ISCA Archive Interspeech 2015
ISCA Archive Interspeech 2015

Bayesian integration of sound source separation and speech recognition: a new approach to simultaneous speech recognition

Kousuke Itakura, Izaya Nishimuta, Yoshiaki Bando, Katsutoshi Itoyama, Kazuyoshi Yoshii

This paper presents a novel Bayesian method that can directly recognize overlapping utterances without explicitly separating mixture signals into their independent components in advance of speech recognition. The conventional approach to contaminated speech recognition in real environments uniquely extracts the clean isolated signals of individual sources ( e.g., by noise reduction, dereverberation, and source separation).
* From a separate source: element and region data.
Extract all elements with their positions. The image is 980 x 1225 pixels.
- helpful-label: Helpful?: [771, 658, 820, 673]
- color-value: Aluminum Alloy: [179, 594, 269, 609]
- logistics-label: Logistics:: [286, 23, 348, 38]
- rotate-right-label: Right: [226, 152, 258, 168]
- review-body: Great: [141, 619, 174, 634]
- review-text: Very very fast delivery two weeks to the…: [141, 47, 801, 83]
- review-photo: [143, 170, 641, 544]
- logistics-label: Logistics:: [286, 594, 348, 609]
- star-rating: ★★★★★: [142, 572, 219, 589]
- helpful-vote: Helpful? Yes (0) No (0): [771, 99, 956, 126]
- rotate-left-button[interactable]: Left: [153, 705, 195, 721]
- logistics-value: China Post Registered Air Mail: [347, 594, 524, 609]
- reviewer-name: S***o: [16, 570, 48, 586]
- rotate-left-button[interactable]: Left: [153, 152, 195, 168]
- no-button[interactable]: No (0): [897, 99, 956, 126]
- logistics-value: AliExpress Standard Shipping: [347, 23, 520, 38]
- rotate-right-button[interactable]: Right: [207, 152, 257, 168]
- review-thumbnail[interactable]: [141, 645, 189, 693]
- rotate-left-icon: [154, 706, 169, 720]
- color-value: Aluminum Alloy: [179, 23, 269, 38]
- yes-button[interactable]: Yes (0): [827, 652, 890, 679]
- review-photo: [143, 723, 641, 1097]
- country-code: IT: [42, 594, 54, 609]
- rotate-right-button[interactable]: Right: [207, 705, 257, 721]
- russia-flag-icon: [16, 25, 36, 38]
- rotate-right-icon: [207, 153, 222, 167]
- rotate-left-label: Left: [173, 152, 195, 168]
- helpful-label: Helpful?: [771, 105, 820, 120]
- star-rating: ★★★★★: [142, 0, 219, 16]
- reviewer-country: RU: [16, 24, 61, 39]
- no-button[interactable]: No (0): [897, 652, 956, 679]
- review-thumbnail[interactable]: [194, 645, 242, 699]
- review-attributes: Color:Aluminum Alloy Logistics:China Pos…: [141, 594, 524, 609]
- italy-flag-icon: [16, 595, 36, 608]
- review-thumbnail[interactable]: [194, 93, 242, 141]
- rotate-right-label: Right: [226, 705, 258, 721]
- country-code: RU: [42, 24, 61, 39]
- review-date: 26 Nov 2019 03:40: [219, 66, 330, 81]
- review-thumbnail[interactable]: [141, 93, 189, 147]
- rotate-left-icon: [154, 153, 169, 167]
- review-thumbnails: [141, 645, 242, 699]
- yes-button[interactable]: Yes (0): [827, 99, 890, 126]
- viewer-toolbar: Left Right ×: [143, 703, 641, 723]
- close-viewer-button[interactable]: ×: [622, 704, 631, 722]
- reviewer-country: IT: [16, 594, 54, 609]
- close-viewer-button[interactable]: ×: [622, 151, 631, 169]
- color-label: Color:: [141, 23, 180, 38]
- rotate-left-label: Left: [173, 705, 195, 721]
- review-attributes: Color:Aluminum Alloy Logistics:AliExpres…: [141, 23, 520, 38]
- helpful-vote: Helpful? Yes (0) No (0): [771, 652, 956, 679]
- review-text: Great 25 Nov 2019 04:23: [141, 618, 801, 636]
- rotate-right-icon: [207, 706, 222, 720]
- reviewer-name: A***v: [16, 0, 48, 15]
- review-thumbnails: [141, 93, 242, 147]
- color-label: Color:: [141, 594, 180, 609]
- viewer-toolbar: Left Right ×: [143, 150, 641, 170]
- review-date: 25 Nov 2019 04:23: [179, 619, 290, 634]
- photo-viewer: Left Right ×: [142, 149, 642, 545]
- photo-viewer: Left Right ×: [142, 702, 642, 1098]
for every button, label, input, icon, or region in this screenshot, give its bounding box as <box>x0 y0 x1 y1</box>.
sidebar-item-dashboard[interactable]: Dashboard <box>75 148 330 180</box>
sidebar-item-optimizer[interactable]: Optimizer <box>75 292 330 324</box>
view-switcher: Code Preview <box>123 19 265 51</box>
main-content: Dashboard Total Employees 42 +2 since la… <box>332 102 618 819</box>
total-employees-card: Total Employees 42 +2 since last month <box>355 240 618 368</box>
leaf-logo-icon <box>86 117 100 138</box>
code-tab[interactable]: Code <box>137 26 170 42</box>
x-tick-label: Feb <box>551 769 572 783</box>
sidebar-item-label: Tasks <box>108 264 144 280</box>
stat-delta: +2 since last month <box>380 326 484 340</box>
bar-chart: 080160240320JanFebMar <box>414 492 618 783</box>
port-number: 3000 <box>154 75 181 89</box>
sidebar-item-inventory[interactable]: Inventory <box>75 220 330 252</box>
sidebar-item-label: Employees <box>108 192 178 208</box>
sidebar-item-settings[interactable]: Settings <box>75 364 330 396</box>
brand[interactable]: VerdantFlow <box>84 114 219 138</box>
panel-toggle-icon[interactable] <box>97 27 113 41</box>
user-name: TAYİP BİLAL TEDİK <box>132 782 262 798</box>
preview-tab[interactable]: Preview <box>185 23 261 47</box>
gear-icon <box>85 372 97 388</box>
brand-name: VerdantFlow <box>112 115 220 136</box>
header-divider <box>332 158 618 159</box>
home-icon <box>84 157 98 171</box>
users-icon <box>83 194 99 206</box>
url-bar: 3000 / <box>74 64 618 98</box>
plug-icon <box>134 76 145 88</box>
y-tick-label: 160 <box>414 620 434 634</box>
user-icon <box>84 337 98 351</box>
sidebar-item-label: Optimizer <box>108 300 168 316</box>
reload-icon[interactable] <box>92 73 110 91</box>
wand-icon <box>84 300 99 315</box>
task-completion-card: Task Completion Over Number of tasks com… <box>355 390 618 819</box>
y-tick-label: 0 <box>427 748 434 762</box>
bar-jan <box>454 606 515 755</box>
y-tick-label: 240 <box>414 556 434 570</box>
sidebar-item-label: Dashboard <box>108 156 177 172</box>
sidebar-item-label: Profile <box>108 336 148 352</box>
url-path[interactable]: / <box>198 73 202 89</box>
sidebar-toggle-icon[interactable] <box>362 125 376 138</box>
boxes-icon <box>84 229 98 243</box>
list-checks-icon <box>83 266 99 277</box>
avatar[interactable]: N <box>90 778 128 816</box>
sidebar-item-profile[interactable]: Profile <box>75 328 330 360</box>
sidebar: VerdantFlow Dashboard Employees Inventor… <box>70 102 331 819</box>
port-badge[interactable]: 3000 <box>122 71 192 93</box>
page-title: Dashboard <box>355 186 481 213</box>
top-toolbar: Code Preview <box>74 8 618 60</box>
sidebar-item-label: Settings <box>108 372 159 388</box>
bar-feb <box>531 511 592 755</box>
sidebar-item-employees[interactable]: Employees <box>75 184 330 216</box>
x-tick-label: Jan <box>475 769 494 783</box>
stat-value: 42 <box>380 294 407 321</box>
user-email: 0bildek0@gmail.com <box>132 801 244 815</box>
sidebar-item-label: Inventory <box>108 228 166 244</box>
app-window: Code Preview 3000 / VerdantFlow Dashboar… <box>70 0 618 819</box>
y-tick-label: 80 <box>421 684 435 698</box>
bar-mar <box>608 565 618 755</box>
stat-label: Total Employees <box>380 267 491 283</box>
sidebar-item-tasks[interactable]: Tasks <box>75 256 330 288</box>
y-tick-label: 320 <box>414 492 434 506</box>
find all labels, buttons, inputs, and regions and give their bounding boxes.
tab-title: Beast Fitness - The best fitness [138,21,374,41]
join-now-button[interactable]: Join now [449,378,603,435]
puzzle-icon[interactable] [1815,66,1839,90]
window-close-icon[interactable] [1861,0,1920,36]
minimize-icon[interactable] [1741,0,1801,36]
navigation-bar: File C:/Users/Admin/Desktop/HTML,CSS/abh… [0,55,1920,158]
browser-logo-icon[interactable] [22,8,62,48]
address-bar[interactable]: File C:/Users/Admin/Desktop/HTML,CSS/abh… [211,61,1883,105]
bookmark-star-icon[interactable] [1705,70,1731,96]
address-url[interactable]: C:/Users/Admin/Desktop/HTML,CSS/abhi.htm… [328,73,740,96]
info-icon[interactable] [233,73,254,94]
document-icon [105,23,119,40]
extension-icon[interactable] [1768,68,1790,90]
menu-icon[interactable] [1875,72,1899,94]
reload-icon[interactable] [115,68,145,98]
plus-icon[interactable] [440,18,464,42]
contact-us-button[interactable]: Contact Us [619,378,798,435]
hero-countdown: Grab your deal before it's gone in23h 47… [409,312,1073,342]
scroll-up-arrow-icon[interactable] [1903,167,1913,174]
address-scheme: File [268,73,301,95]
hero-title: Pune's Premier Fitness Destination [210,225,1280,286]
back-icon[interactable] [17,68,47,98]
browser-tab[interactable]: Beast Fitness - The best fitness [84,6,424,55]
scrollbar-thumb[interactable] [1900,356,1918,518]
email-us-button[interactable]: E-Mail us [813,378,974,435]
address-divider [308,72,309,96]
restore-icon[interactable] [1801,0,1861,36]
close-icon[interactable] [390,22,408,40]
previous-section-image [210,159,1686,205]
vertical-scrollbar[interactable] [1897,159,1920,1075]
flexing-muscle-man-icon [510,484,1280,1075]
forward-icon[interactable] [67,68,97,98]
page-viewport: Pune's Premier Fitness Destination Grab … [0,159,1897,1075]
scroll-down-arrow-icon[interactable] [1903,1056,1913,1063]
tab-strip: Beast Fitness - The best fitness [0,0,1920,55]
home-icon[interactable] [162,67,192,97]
One of the main limitations of this cascading approach is that the accuracy of speech recognition is upper bounded by the accuracy of preprocessing. To overcome this limitation, our method marginalizes out uncertain isolated speech signals by integrating source separation and speech recognition in a Bayesian manner. A sufficient number of samples are drawn from the posterior distribution of isolated speech signals by using a Markov chain Monte Carlo method, and then the posterior distributions of uttered texts for those samples are integrated. Under a certain condition, this Monte Carlo integration is shown to reduce to the well-known method called ROVER that integrates recognized texts obtained from sampled speech signals. Results of simultaneous speech recognition experiments showed that in terms of word accuracy the proposed method significantly outperformed conventional cascading methods.